A mystery benefactor in San Francisco has given away bulk copies of Nineteen Eighty-Four and The Handmaid’s Tale to bolster resistance to the new US regime

George Orwell, Margaret Atwood and Erik Larson have been recruited in the resistance against US president Donald Trump by a mystery benefactor in San Francisco, who has paid for copies of the three authors’ most famous dystopian works to be given away with the exhortation: “Read up! Fight back!”

According to the San Francisco Chronicle, 50 copies of the Orwell’s Nineteen Eighty-Four were bought on Friday night from Booksmith, located in the famous hippy district Haight-Ashbury. The books were snapped up quickly after they were placed on a table with a sign that read: “Read up! Fight back! A mystery benefactor has bought these copies of ‘1984’ for you if you need one.”

Proprietor Christin Evans said that as soon as the copies were gone, the anonymous donor, who lives locally, repeated their act of generosity, this time with copies of Atwood’s The Handmaid’s Tale and Larson’s In the Garden of Beasts.

We're out of free copies of 1984, but we have The Handmaid's Tale and In the Garden of Beasts up for grabs. #resist #thanksmysterybenefactor pic.twitter.com/a9AVkeZSzx

— The Booksmith (@Booksmith) February 4, 2017

Describing the act as a “fruitful, constructive form of resistance”, the bookseller told the SF Chronicle that the random act had inspired other customers to follow suit. “This has become a way for bookstores to play a role in this political climate,” Evans told the newspaper. “Bookstores believe greatly in the power of the written word to help inform, educate, inspire, and persuade.”

On Twitter on Monday, Booksmith announced it had ordered another 100 copies of Nineteen Eighty-Four and said it would continue to help people “sponsor” copies to pass on to others.

Since the new president took office, Orwell’s and Atwood’s dystopian classics have enjoyed what Time magazine is calling a “Trump Bump”; Nineteen Eighty-Four raced up book charts on both sides of the Atlantic following the inauguration, while Atwood’s 1985 bestseller toppled rightwing controversialist Milo Yiannopoulos from the No 1 spot on Amazon earlier this week. The Handmaid’s Tale also benefited from promotion during the Super Bowl, with an advert for the forthcoming TV adaptation, due for release in April, airing during a commercial break during the programme, which was watched by more than 111 million people.

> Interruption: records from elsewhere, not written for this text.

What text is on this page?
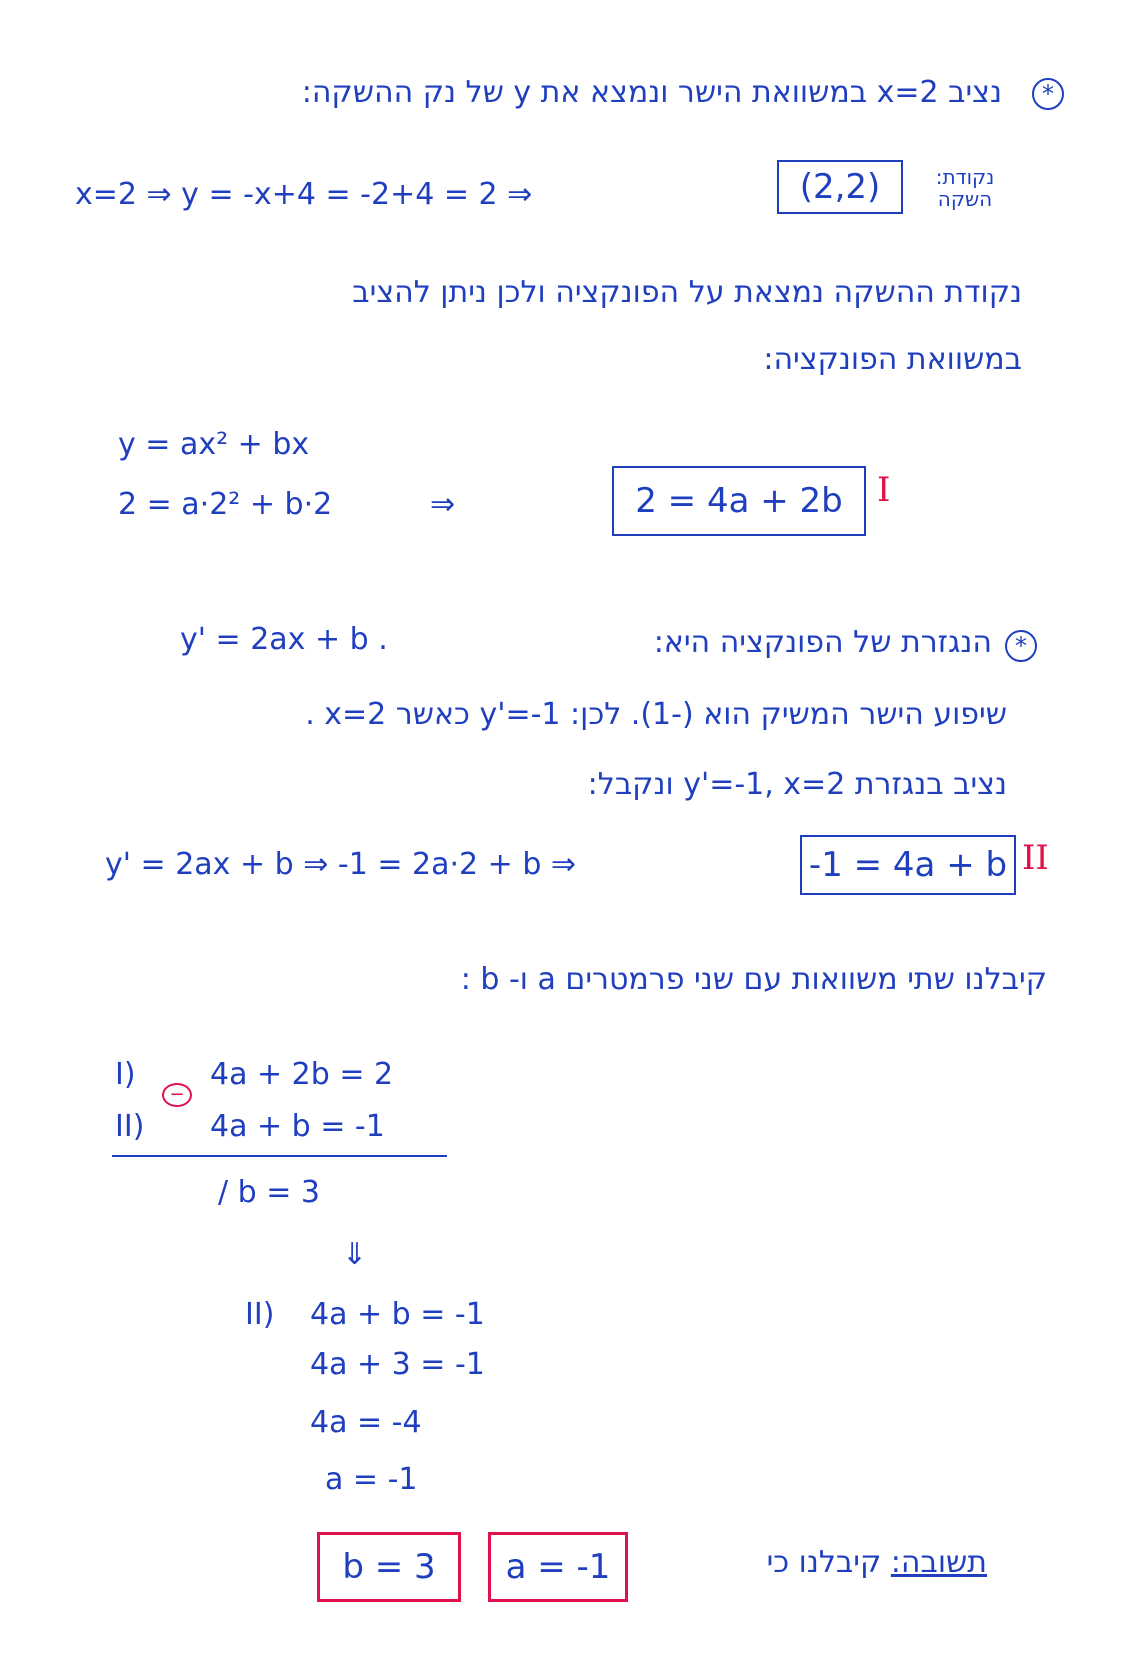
*
נציב x=2 במשוואת הישר ונמצא את y של נק ההשקה:
x=2 ⇒ y = -x+4 = -2+4 = 2 ⇒	(2,2)	נקודת: השקה
נקודת ההשקה נמצאת על הפונקציה ולכן ניתן להציב
במשוואת הפונקציה:
y = ax² + bx
2 = a·2² + b·2	⇒	2 = 4a + 2b I
*
הנגזרת של הפונקציה היא:
y' = 2ax + b .
שיפוע הישר המשיק הוא (-1). לכן: y'=-1 כאשר x=2 .
נציב בנגזרת y'=-1, x=2 ונקבל:
y' = 2ax + b ⇒ -1 = 2a·2 + b ⇒	-1 = 4a + b II
קיבלנו שתי משוואות עם שני פרמטרים a ו- b :
I) 4a + 2b = 2
−
II) 4a + b = -1
/ b = 3
⇓
II) 4a + b = -1
4a + 3 = -1
4a = -4
a = -1
b = 3 a = -1	תשובה: קיבלנו כי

Set in New England in the near future, The Handmaid’s Tale follows the story of Offred, a young woman chosen to bear the children of an infertile wife of a high-ranking official. In the book, the US has become a theocratic dictatorship in which women’s rights are destroyed following a coup in the wake of a staged assassination of the president. The new regime suspends the constitution and moves quickly to consolidate power, reorganising society along militarised, hierarchical lines. The book has been cited recently as one of a score of speculative novels, including Sinclair Lewis’s It Can’t Happen Here, that predicted the rise of Trump and his administration. All have enjoyed a revival in the bestseller charts, with Lewis’s 1935 novel entering the top 30 on Amazon.